«À gauche, lui dit tout bas Barney. Prenez le trottoir de l'autre côté de la rue, et attention!» Noé obéit, et, à la lueur du gaz, il aperçut la jeune fille en marche à quelque distance devant lui; il n'avança qu'autant qu'il jugea prudent de le faire, et se tint de l'autre côté de la rue pour mieux observer les mouvements de Nancy. À plusieurs reprises elle regarda autour d'elle avec inquiétude; une fois même elle s'arrêta pour laisser passer deux hommes qui la suivaient de près. À mesure qu'elle avançait, elle semblait reprendre courage et marchait d'un pas plus ferme et plus résolu. L'espion se tint toujours derrière elle, à la même distance, et la suivit sans la quitter des yeux.

CHAPITRE XLVI.
Le rendez-vous.

Les horloges sonnaient onze heures trois quarts quand deux personnes se montrèrent sur le pont de Londres. L'une marchait d'un pas léger et rapide: c'était une femme qui regardait autour d'elle d'un air empressé, comme pour découvrir quelqu'un qu'elle attendait; l'autre était un homme qui se glissait dans l'ombre, réglant son pas sur celui de la femme, s'arrêtant quand elle s'arrêtait, et s'avançant rapidement dès qu'elle reprenait sa marche, mais sans jamais la gagner de vitesse dans l'ardeur de sa poursuite. Ils traversèrent ainsi le pont de la rive de Middlesex à celle de Surrey; puis la femme revint sur ses pas d'un air désappointé, comme si l'examen rapide qu'elle faisait des passants eût été sans résultat: ce mouvement fut brusque, mais ne trompa pas la vigilance de celui qui la guettait. Il se posta dans un des petite réduits qui surmontent les piles du pont, se pencha sur le parapet pour mieux cacher son visage, et la laissa passer sur le trottoir opposé; quand il se trouva à la même distance d'elle qu'auparavant, il reprit tranquillement son allure de promeneur et se remit à la suivre. Arrivée au milieu du pont, elle s'arrêta. L'homme s'arrêta aussi.

La nuit était très noire. La journée avait été pluvieuse, et à cette heure, et dans ce lieu, il y avait peu de passants: ceux qui regagnaient en hâte leur demeure, traversaient vite sans faire attention à cette femme ni à l'homme qui la suivait, et peut-être même sans les voir; il n'y avait rien là qui dût attirer l'attention des pauvres gens de ce quartier de Londres, qui passaient le pont par hasard pour aller chercher un gîte pour la nuit sous une porte ou dans quelque masure abandonnée. Ils restaient donc tous deux silencieux, sans échanger une parole avec aucun passant.

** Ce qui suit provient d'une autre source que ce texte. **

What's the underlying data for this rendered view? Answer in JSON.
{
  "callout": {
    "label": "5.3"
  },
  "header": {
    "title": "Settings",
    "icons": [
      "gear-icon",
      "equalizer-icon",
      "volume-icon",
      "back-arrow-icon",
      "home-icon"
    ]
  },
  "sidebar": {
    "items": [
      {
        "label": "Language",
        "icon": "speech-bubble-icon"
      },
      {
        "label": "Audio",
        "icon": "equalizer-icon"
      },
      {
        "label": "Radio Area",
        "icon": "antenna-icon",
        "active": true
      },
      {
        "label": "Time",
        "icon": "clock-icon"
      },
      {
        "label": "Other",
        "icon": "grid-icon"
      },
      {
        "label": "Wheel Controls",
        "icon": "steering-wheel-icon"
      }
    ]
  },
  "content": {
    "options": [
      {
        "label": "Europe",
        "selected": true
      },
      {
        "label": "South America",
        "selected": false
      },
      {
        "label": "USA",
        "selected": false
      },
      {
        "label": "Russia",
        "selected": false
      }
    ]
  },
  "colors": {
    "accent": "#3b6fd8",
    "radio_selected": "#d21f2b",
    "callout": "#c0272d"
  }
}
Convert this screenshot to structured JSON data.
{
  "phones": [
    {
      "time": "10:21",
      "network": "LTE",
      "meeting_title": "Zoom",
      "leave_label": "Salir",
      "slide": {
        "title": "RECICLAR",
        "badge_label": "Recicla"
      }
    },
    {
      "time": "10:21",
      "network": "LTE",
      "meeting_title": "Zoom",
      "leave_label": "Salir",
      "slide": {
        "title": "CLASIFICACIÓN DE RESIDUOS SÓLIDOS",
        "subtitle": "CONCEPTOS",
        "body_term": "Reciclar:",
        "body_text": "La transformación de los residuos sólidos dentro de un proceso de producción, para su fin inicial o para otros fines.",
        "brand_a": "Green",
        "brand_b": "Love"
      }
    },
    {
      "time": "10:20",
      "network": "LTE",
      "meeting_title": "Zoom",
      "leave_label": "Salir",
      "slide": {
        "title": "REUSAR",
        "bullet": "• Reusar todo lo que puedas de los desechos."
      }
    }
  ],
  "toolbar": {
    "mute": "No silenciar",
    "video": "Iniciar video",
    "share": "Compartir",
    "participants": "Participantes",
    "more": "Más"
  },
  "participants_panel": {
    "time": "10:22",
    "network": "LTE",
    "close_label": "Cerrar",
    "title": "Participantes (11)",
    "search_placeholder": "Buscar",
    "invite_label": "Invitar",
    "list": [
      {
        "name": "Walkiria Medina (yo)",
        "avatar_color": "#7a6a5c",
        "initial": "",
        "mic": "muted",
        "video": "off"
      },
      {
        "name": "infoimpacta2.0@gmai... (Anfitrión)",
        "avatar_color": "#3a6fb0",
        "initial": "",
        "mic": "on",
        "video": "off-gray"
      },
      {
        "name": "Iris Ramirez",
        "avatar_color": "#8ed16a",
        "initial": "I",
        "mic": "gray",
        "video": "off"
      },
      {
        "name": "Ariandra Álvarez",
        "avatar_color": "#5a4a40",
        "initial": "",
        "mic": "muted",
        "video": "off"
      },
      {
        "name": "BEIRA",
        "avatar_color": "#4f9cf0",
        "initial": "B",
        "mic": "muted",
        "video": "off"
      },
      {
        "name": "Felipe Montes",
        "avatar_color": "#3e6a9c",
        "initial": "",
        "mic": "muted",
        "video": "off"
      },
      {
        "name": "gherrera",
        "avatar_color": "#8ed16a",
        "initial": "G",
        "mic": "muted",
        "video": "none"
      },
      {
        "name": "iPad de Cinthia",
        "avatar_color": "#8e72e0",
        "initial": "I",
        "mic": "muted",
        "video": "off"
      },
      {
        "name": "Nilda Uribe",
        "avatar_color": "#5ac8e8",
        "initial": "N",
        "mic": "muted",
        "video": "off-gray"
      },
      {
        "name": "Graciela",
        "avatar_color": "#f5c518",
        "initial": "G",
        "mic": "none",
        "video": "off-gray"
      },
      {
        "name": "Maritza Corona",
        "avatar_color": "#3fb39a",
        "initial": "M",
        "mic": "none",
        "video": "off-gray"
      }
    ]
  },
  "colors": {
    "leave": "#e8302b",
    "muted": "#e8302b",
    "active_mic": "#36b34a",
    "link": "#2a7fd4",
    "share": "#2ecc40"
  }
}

La rivière était couverte d'un épais brouillard au travers duquel on apercevait à peine la lueur rougeâtre des feux allumés sur les bateaux amarrés sous le pont; il était difficile de distinguer dans l'obscurité les bâtiments noircis qui bordaient la Tamise. De chaque côté, de vieux magasins entamés s'élevaient d'une masse confuse de toits et de pignons, et semblaient se pencher sur l'eau trop sombre pour que leur forme indécise pût s'y refléter. On apercevait dans l'ombre la tour antique de l'église Saint-Sauveur et la flèche de Saint-Magnus, ces séculaires gardiens du vieux pont; mais la forêt de mâts des navires arrêtés en aval et les flèches des autres églises étaient presque entièrement cachées à la vue.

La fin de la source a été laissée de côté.